The purpose of this blog post is to ask the question: How is it that Google, who has set the standard for creating PPC best practices from Quality Score methodologies to keyword selection, can honestly propose their infamous "optimization option" that promotes broad match and mediocre campaign structure and organization that has done nothing but double or triple the spend for their advertisers and leave a bad taste in their mouths from the experience. Can you say Dr. Jekyll & Mr. Hyde? Jekyllandhyde_cover300_cop_2

So Who Benefits from This?
Well, obviously Google (keeps the ol’ stock price up there) and I would think Search Agencies/consultants also benefit as their # 1 job would be to re-organize the structures and provide a new "realized" strategy to put their business goals back in the black.
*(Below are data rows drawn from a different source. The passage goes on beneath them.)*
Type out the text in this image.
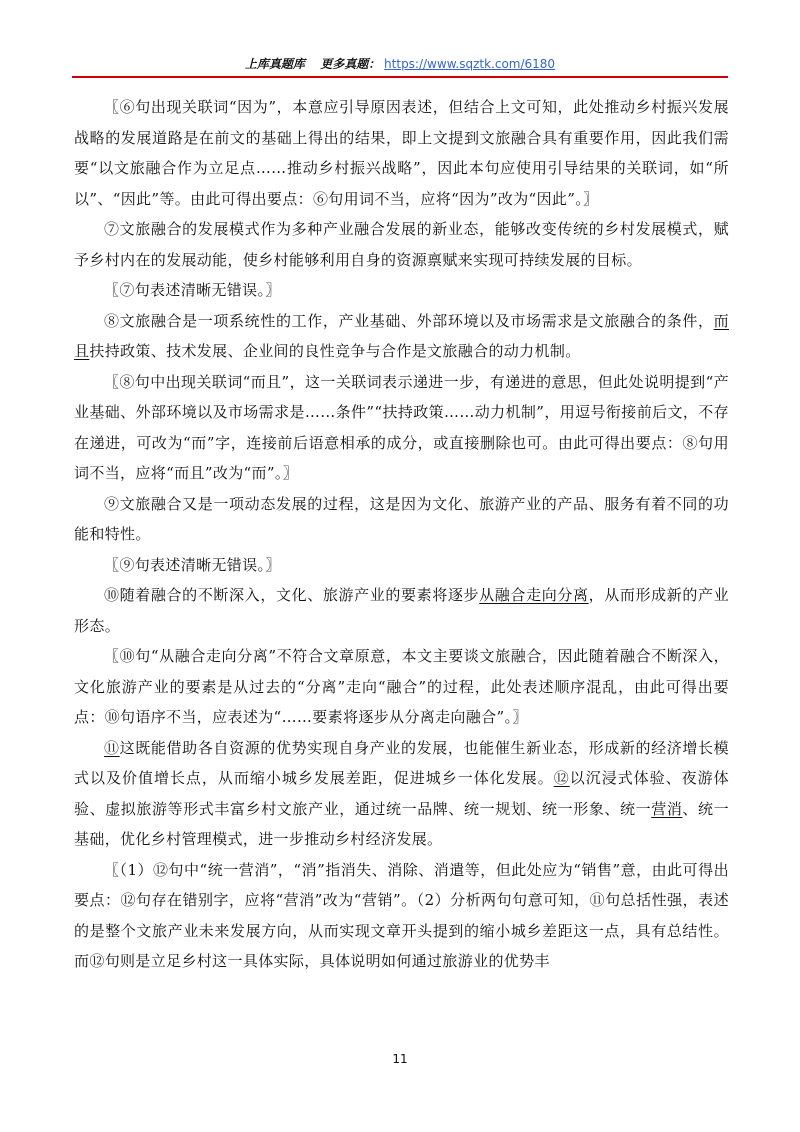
上库真题库 更多真题： https://www.sqztk.com/6180

〖⑥句出现关联词“因为”，本意应引导原因表述，但结合上文可知，此处推动乡村振兴发展战略的发展道路是在前文的基础上得出的结果，即上文提到文旅融合具有重要作用，因此我们需要“以文旅融合作为立足点……推动乡村振兴战略”，因此本句应使用引导结果的关联词，如“所以”、“因此”等。由此可得出要点：⑥句用词不当，应将“因为”改为“因此”。〗

⑦文旅融合的发展模式作为多种产业融合发展的新业态，能够改变传统的乡村发展模式，赋予乡村内在的发展动能，使乡村能够利用自身的资源禀赋来实现可持续发展的目标。

〖⑦句表述清晰无错误。〗

⑧文旅融合是一项系统性的工作，产业基础、外部环境以及市场需求是文旅融合的条件，而且扶持政策、技术发展、企业间的良性竞争与合作是文旅融合的动力机制。

〖⑧句中出现关联词“而且”，这一关联词表示递进一步，有递进的意思，但此处说明提到“产业基础、外部环境以及市场需求是……条件”“扶持政策……动力机制”，用逗号衔接前后文，不存在递进，可改为“而”字，连接前后语意相承的成分，或直接删除也可。由此可得出要点：⑧句用词不当，应将“而且”改为“而”。〗

⑨文旅融合又是一项动态发展的过程，这是因为文化、旅游产业的产品、服务有着不同的功能和特性。

〖⑨句表述清晰无错误。〗

⑩随着融合的不断深入，文化、旅游产业的要素将逐步从融合走向分离，从而形成新的产业形态。

〖⑩句“从融合走向分离”不符合文章原意，本文主要谈文旅融合，因此随着融合不断深入，文化旅游产业的要素是从过去的“分离”走向“融合”的过程，此处表述顺序混乱，由此可得出要点：⑩句语序不当，应表述为“……要素将逐步从分离走向融合”。〗

⑪这既能借助各自资源的优势实现自身产业的发展，也能催生新业态，形成新的经济增长模式以及价值增长点，从而缩小城乡发展差距，促进城乡一体化发展。⑫以沉浸式体验、夜游体验、虚拟旅游等形式丰富乡村文旅产业，通过统一品牌、统一规划、统一形象、统一营消、统一基础，优化乡村管理模式，进一步推动乡村经济发展。

〖（1）⑫句中“统一营消”，“消”指消失、消除、消遣等，但此处应为“销售”意，由此可得出要点：⑫句存在错别字，应将“营消”改为“营销”。（2）分析两句句意可知，⑪句总括性强，表述的是整个文旅产业未来发展方向，从而实现文章开头提到的缩小城乡差距这一点，具有总结性。而⑫句则是立足乡村这一具体实际，具体说明如何通过旅游业的优势丰

11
But is that a necessary evil for Google to bank on promoting "Production-Line" level PPC? I don’t know, but it brings up one hell of a discussion on "hubba, hubba who do you trust?"

My Personal Take:
I have seen many of these optimization recommendations and frankly I simply laughed at all of the following attributes which all leads to poor Quality Score. I keep going back and forth on the idea that they want to train people how to get the best results from Adwords, yet they have investors who want to see growth. It appears to me that this is just a necessary cycle to keep fresh new money coming in as well as keeping them engaged to continue spending. C’mon, this is all about good business. But have they gone too far with this? I think so. Here is why they are the king of the double standard:

  • Poor Campaign/adgroup structures
  • Very Broad Keyword Selection (all head terms, no long tails)
  • Keyword Matching (all broad)
  • Ads (didn’t provide much Call-to-action)
  • Cost per click? (top $$$/position)
  • Little to no negatives

What’s your experience with this (Reader’s Response)
So I ask everyone reading this post to think and answer the following questions:

  1. Have you been a victim of this in the past?
  2. Have you had to tell a client to ignore this?
  3. What is Google’s motive other than $$$
  4. Should the agencies/consultants just keep quiet and let Google continue this?
  5. Why doesn’t Yahoo and MSN force this down their advertisers throats more?

Thanks and look forward to your responses.
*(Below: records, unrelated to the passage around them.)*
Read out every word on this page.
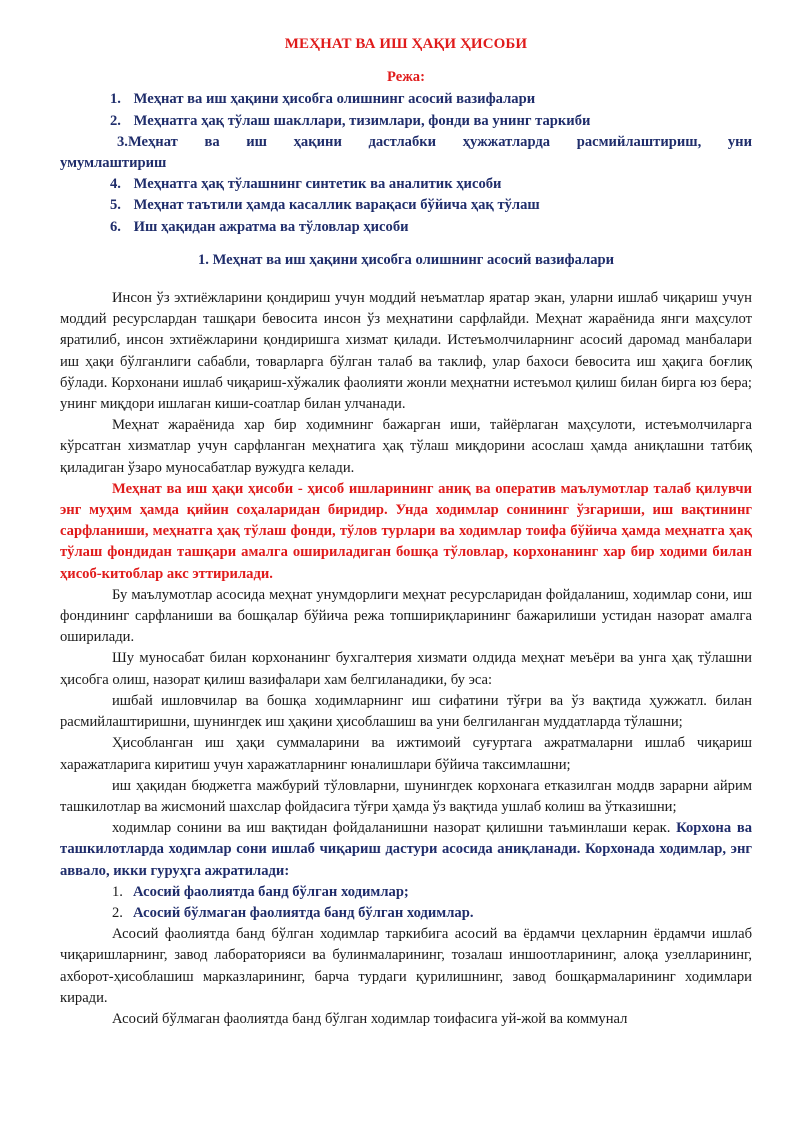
МЕҲНАТ ВА ИШ ҲАҚИ ҲИСОБИ
Режа:
1. Меҳнат ва иш ҳақини ҳисобга олишнинг асосий вазифалари
2. Меҳнатга ҳақ тўлаш шакллари, тизимлари, фонди ва унинг таркиби
3.Меҳнат ва иш ҳақини дастлабки ҳужжатларда расмийлаштириш, уни
умумлаштириш
4. Меҳнатга ҳақ тўлашнинг синтетик ва аналитик ҳисоби
5. Меҳнат таътили ҳамда касаллик варақаси бўйича ҳақ тўлаш
6. Иш ҳақидан ажратма ва тўловлар ҳисоби
1. Меҳнат ва иш ҳақини ҳисобга олишнинг асосий вазифалари

Инсон ўз эхтиёжларини қондириш учун моддий неъматлар яратар экан, уларни ишлаб чиқариш учун моддий ресурслардан ташқари бевосита инсон ўз меҳнатини сарфлайди. Меҳнат жараёнида янги маҳсулот яратилиб, инсон эхтиёжларини қондиришга хизмат қилади. Истеъмолчиларнинг асосий даромад манбалари иш ҳақи бўлганлиги сабабли, товарларга бўлган талаб ва таклиф, улар бахоси бевосита иш ҳақига боғлиқ бўлади. Корхонани ишлаб чиқариш-хўжалик фаолияти жонли меҳнатни истеъмол қилиш билан бирга юз бера; унинг миқдори ишлаган киши-соатлар билан улчанади.

Меҳнат жараёнида хар бир ходимнинг бажарган иши, тайёрлаган маҳсулоти, истеъмолчиларга кўрсатган хизматлар учун сарфланган меҳнатига ҳақ тўлаш миқдорини асослаш ҳамда аниқлашни татбиқ қиладиган ўзаро муносабатлар вужудга келади.

Меҳнат ва иш ҳақи ҳисоби - ҳисоб ишларининг аниқ ва оператив маълумотлар талаб қилувчи энг муҳим ҳамда қийин соҳаларидан биридир. Унда ходимлар сонининг ўзгариши, иш вақтининг сарфланиши, меҳнатга ҳақ тўлаш фонди, тўлов турлари ва ходимлар тоифа бўйича ҳамда меҳнатга ҳақ тўлаш фондидан ташқари амалга ошириладиган бошқа тўловлар, корхонанинг хар бир ходими билан ҳисоб-китоблар акс эттирилади.

Бу маълумотлар асосида меҳнат унумдорлиги меҳнат ресурсларидан фойдаланиш, ходимлар сони, иш фондининг сарфланиши ва бошқалар бўйича режа топшириқларининг бажарилиши устидан назорат амалга оширилади.

Шу муносабат билан корхонанинг бухгалтерия хизмати олдида меҳнат меъёри ва унга ҳақ тўлашни ҳисобга олиш, назорат қилиш вазифалари хам белгиланадики, бу эса:

ишбай ишловчилар ва бошқа ходимларнинг иш сифатини тўғри ва ўз вақтида ҳужжатл. билан расмийлаштиришни, шунингдек иш ҳақини ҳисоблашиш ва уни белгиланган муддатларда тўлашни;

Ҳисобланган иш ҳақи суммаларини ва ижтимоий суғуртага ажратмаларни ишлаб чиқариш харажатларига киритиш учун харажатларнинг юналишлари бўйича таксимлашни;

иш ҳақидан бюджетга мажбурий тўловларни, шунингдек корхонага етказилган моддв зарарни айрим ташкилотлар ва жисмоний шахслар фойдасига тўғри ҳамда ўз вақтида ушлаб колиш ва ўтказишни;

ходимлар сонини ва иш вақтидан фойдаланишни назорат қилишни таъминлаши керак. Корхона ва ташкилотларда ходимлар сони ишлаб чиқариш дастури асосида аниқланади. Корхонада ходимлар, энг аввало, икки гуруҳга ажратилади:

1. Асосий фаолиятда банд бўлган ходимлар;
2. Асосий бўлмаган фаолиятда банд бўлган ходимлар.

Асосий фаолиятда банд бўлган ходимлар таркибига асосий ва ёрдамчи цехларнин ёрдамчи ишлаб чиқаришларнинг, завод лабораторияси ва булинмаларининг, тозалаш иншоотларининг, алоқа узелларининг, ахборот-ҳисоблашиш марказларининг, барча турдаги қурилишнинг, завод бошқармаларининг ходимлари киради.

Асосий бўлмаган фаолиятда банд бўлган ходимлар тоифасига уй-жой ва коммунал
Filed under: Google Adwords

5 Responses to "Google Adwords – They Are Not Practicing What They Preach"

  1. I wish I had kept the ads that Google sent as part of its personalized “Adword Optimization” offer last year, an offer I received, with astonishment, when Google telephoned me out of the blue (!) to find out why I had pulled the plug on a campaign that was a dud (my fault). The campaign was for a portrait and event photographer, and many of the ads they came up with included the offer of “Free shipping and handling.” Taking a picture involves no shipping and handling. I had expected a thoughtful, well researched, ready to throw the switch, campaign and what I got was of no use. Rather than experiment with it, I trashed the while thing. I’m only guessing, but I suspect these are fill-in-the-blanks campaigns that are pumped out the door after passing through a few filters and a cursory look-over by someone who just graduated from college and has never been in business. I’m inclined to think it is a sign that Google is experiencing customer churn: after a period of rapid growth, many less-sophisticated campaigners have exhausted their experimental budgets without success and have given up trying to figure out how to make it work. If nothing else, this suggests there is a lot of opportunity for those who really do know how to work the levers to get the intended result.
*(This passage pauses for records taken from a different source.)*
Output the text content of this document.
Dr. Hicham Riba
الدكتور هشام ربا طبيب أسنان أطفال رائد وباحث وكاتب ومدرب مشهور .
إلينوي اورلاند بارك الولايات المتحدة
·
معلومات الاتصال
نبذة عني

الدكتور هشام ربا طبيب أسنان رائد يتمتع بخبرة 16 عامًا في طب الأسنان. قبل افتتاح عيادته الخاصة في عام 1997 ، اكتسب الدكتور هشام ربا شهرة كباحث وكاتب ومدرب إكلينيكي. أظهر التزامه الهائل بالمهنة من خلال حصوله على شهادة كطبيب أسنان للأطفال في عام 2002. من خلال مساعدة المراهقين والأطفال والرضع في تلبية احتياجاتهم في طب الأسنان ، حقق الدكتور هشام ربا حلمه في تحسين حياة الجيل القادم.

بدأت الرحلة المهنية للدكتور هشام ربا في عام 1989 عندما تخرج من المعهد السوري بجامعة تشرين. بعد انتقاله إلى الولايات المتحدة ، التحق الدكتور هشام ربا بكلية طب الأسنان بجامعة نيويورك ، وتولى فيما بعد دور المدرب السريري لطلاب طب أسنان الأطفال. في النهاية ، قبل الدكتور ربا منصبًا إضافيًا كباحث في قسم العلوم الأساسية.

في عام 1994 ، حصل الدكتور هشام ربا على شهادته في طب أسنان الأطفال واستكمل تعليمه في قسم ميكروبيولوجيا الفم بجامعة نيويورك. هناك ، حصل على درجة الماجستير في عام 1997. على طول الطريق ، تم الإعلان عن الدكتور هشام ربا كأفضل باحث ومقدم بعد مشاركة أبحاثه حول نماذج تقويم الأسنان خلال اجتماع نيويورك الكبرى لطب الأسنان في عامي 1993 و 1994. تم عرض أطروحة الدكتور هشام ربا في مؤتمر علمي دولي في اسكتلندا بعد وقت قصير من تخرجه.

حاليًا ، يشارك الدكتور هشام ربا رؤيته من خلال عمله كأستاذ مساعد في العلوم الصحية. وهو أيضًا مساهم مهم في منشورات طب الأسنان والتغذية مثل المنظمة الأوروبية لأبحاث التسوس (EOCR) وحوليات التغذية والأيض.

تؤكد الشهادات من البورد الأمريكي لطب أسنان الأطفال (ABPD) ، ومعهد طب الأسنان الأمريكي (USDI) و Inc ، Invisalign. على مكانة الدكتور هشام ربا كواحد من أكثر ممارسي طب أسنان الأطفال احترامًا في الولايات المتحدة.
  2. SearchCap: The Day In Search, January 17, 2008

    Below is what happened in search today, as reported on Search Engine Land and from other places across the web….

  3. Jen Walker says:

    I actually had a good experience with the optimization my Google rep provided me. The ad copy left a little to be desired, but her use of negative keywords and focus on exact and phrase matches instead of broad was excellent. She had mentioned that she ran a report to see what the exact search queries were that were converting for my broad match keywords and then she used those as her choices for new phrase & exact match stuff. I wasn’t able to find this report on my own in the Google reporting though – it would be nice if I could find it and refine the rest of my campaign that way too. I’m seeing good results!

  4. Greg Meyers says:

    Jen, thanks for commenting. Sounds like you lucked out with that Google Rep. The only reason why I even wrote this article is because I have seen firsthand poorly “non-quality score” recommendations and have never seen a successful optimization plan that didn’t 2x-3x increase costs and force the advertiser out of the PPC game. Also, are you using conversion tracking and/or a 3rd party analytics package to track each and every click to make sure they are profitable for you?

  5. I had a bad experience with the Google Campaign Optimization. For weeks, I was very curious about this service, so I decided to try it. I wasn’t expecting stellar results, I was more curiuos as to what Google would recommend for one of my campaigns. However, I was very surprised how poorly the campaign performed after the optimization was complete, but what do you expect when the client review only lasts 5 minutes. I spoke with my Google rep for about 5 minutes, and that was all the information he needed to complete the (un)optimization of my campaign. My conversion rate decreased, cost-per-acquisition increase and Quality Score was greatly affected. I had to reset my account settings and revert back to my old ads.